Love is one of those things – one of those scientific mysteries that defy quantification. It’s like antimatter. We can’t really see it or touch it or measure it, but we know what effects it has on the universe. The very creation of antimatter results in its immediate dissolution, just as our attempts to grip love too tightly, to examine it and quantify it, to measure it and parse it out in standardized portions, dissolves heady transports into tedious labor.

Demanding proof of another’s love might be a forgivable quirk in a child, but it’s a serious matter in adults. When parents, for instance, require constant assurance of the love and esteem of their children, there are two possible outcomes – the children grow up, become healthy adults and disconnect from their parents, or the children are forever hampered by their parents’ greed; harried to set serial fires and keep their cold-blooded family members warm, and by default, prevent healthy relationships from thriving in the scorched earth those children must inhabit.

Reptiles teach their children that there is no difference between love and slavery.
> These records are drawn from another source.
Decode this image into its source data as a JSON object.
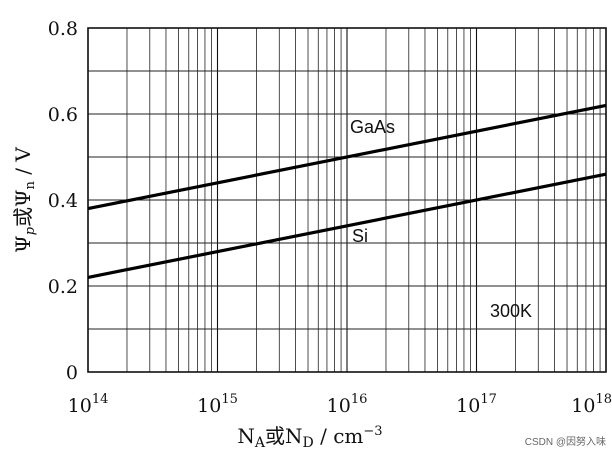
{
  "chart_data": {
    "type": "line",
    "x_scale": "log",
    "x_ticks": [
      {
        "value": 100000000000000.0,
        "base": "10",
        "exp": "14"
      },
      {
        "value": 1000000000000000.0,
        "base": "10",
        "exp": "15"
      },
      {
        "value": 1e+16,
        "base": "10",
        "exp": "16"
      },
      {
        "value": 1e+17,
        "base": "10",
        "exp": "17"
      },
      {
        "value": 1e+18,
        "base": "10",
        "exp": "18"
      }
    ],
    "xlim": [
      100000000000000.0,
      1e+18
    ],
    "y_ticks": [
      "0",
      "0.2",
      "0.4",
      "0.6",
      "0.8"
    ],
    "ylim": [
      0,
      0.8
    ],
    "grid": true,
    "xlabel": {
      "n": "N",
      "a": "A",
      "or": "或",
      "n2": "N",
      "d": "D",
      "unit": " / cm",
      "exp": "−3"
    },
    "ylabel": {
      "psi": "Ψ",
      "p": "p",
      "or": "或",
      "psi2": "Ψ",
      "n": "n",
      "unit": " / V"
    },
    "series": [
      {
        "name": "GaAs",
        "x": [
          100000000000000.0,
          1e+18
        ],
        "values": [
          0.38,
          0.62
        ]
      },
      {
        "name": "Si",
        "x": [
          100000000000000.0,
          1e+18
        ],
        "values": [
          0.22,
          0.46
        ]
      }
    ],
    "annotations": [
      {
        "text": "300K"
      }
    ]
  },
  "watermark": "CSDN @因努入味"
}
No expression of love, no sacrifice, no gift, no action, word or feeling of any kind will satisfy the parent’s need for veneration. And so the child, when ready to form other relationships, looks for an owner, not a lover. But love is impossible without freedom. To love is to give one’s self to another and receive his gift in return. If one side attempts to take ownership or sets strictures on the other, love dissipates and only duty remains.

This phenomenon is not reserved for families. Any time a person or organization treats individuals as resources or problems to be solved or obstacles to be overcome, love loses to slavery. When one party becomes an object to another, the object loses, every time. When education is compulsory, it becomes a trial to be suffered through and we call short school days “early release” and build fences and add metal detectors and subject children to searches of their bodies and their personal spaces. The children lose. When governments decide that smoking must be discouraged and add punitive taxes to cigarettes and criminalize black market sales of tobacco products, we get the Eric Garner debacle, wherein a peaceful man selling individual cigarettes for 50 cents a piece is strangled to death by an agent of the state. Despite graphic video of Garner begging for his life as Officer Pantaleo suffocates him, Pantaleo was acquitted of all charges and apparently continues to be employed by the NYPD. The citizens lose. When churches see their faithful as charges who must be harangued into heaven, families are sacrificed on the altar of religion. No religion should cause someone to give up on a relationship with a loved one who actually loves. No philosophy, no heaven, no hell, no sin and no belief should keep us from giving and receiving without restraint.

If you’re reading this, you’re old enough to be done with only-if relationships. You’re big enough to love and to let the reptiles find another life source to feed on. Do as E. E. Cummings directed and, “Be of love a little more careful than of anything.”